| Social Security: The Debate Over Privatization
Olivia S. Mitchell, Ph.D.
J. Mark Iwry, J.D.

Two Social Security experts differed on the potential benefits of private investment accounts, but agreed that Social Security's problems must be addressed. Doing so now, according to Olivia Mitchell and Mark Iwry, would be much easier than waiting for the system to become insolvent.
“Social Security as currently designed is not sustainable,” according to Mitchell, a member of President Bush's Commission to Strengthen Social Security. She predicted that if the system's problems are left unaddressed, cuts in benefits or increases in taxes “are inevitable.

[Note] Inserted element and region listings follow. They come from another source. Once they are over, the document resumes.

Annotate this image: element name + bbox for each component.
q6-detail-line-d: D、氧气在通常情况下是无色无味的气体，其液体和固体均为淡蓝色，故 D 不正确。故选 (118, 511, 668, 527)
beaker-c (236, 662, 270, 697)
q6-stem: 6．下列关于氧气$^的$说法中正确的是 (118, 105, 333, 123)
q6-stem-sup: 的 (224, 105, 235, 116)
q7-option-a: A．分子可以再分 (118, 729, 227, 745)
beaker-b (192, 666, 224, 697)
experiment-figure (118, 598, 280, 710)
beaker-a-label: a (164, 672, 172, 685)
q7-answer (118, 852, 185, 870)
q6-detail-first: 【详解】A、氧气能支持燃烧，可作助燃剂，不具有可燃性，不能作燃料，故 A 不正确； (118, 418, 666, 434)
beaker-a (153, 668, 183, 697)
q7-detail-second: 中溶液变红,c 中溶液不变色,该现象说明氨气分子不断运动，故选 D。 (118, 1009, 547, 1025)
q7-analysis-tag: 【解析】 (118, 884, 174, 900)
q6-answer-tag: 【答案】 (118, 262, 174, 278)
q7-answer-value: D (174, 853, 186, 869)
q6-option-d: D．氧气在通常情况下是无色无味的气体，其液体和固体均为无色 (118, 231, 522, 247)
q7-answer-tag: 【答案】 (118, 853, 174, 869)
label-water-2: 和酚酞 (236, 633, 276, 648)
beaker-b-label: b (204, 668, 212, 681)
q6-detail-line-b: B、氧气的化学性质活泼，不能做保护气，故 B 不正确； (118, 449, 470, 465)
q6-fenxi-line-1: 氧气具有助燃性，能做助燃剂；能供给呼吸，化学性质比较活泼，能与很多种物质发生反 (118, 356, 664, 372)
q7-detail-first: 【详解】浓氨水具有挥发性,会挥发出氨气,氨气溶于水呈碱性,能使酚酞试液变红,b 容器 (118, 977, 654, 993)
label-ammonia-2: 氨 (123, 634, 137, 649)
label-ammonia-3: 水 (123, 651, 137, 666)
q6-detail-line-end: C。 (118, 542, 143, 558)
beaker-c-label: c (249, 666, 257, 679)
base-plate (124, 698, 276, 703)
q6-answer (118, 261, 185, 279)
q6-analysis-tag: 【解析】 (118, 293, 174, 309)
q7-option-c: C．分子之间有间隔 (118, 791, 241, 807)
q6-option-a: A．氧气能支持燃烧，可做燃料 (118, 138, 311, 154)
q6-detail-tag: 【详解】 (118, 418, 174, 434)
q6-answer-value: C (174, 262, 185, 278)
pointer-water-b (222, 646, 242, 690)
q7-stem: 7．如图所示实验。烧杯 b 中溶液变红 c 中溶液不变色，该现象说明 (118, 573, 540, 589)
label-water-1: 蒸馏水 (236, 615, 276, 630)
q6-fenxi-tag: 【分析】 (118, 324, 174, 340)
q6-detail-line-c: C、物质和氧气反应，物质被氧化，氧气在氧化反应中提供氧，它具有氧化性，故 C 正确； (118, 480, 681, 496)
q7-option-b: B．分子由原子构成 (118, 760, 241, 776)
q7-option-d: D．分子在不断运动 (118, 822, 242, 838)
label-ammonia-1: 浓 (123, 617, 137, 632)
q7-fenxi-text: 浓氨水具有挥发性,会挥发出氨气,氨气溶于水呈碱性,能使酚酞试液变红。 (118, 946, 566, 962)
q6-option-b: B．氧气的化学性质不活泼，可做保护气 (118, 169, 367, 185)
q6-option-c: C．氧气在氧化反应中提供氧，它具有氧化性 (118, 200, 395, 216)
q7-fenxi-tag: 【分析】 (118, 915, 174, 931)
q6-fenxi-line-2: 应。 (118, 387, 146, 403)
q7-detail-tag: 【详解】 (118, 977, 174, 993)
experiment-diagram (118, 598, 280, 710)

And every year we wait only makes this problem worse.”
Social Security is typically described, Mitchell noted, as part of the three-legged stool: private savings, employer-provided pensions and Social Security. However, the poorest Americans rely much more on Social Security than do wealthier individuals. Today, half of all Americans are not covered by an employment-based retirement program. As a result, a growing number of people do not have nearly enough savings to take care of their retirement needs.
Mitchell said there are two major types of change to consider:
• Move to a “pure welfare” program, one that could include means testing benefits.
• Move to a funded program, with government trust funds invested in the capital markets and allowing individuals to establish personal retirement accounts.
Personal retirement accounts, a concept she supports, would be collected centrally, as is currently the case. The concept would include benefits that could be divided in divorce. Preretirement withdrawals would be prohibited. Such personal accounts, Mitchell said, would not make Social Security solvent.
Mark Iwry also stressed the need to address Social Security's long-term funding problems, but held a different position on private investment accounts. “I'm all for them, but we already have them,” he observed. “I just believe that we already have private investment accounts,” Iwry said. “We've got 401(k)s, 457s, and 403(b)s.”
He also questioned why we would “want to replace the nation's best defined benefit plan with personal accounts.” The current plan has several laudable attributes, which he reviewed.
By comparison, he noted that private accounts create many problems, primarily because they would divert funds from Social Security, undermining the program's fiscal solvency. These accounts also would carry billions of dollars in transition costs that, he stressed, “would have to be financed by increased government borrowing—if not higher taxes.” Another consequence of private accounts could be the weakening of private pensions. “Would added employer costs encourage employers to drop or cut back plans?” Iwry asked. “Would employees reduce their 401(k) contributions?”
Instead he proposed several ways of building on existing personal investment accounts, such as capitalizing on the power of matching contributions and tying benefits to what people save, rather than on what they earn. “We could do a lot to make it easier for the average American to save and to save more automatically,” Iwry said.
Olivia Mitchell is the International Foundation of Employee Benefit Plans Professor of Insurance and Risk Management, and the Executive Director of the Pension Research Council, at the Wharton School of the University of Pennsylvania.
Mark Iwry , a nonresident senior fellow at the Brookings Institution, was the benefits tax counsel at the U.S. Treasury Department. He currently serves as Senior Adviser to the Retirement Security Project and practices law with the firm of Sullivan & Cromwell.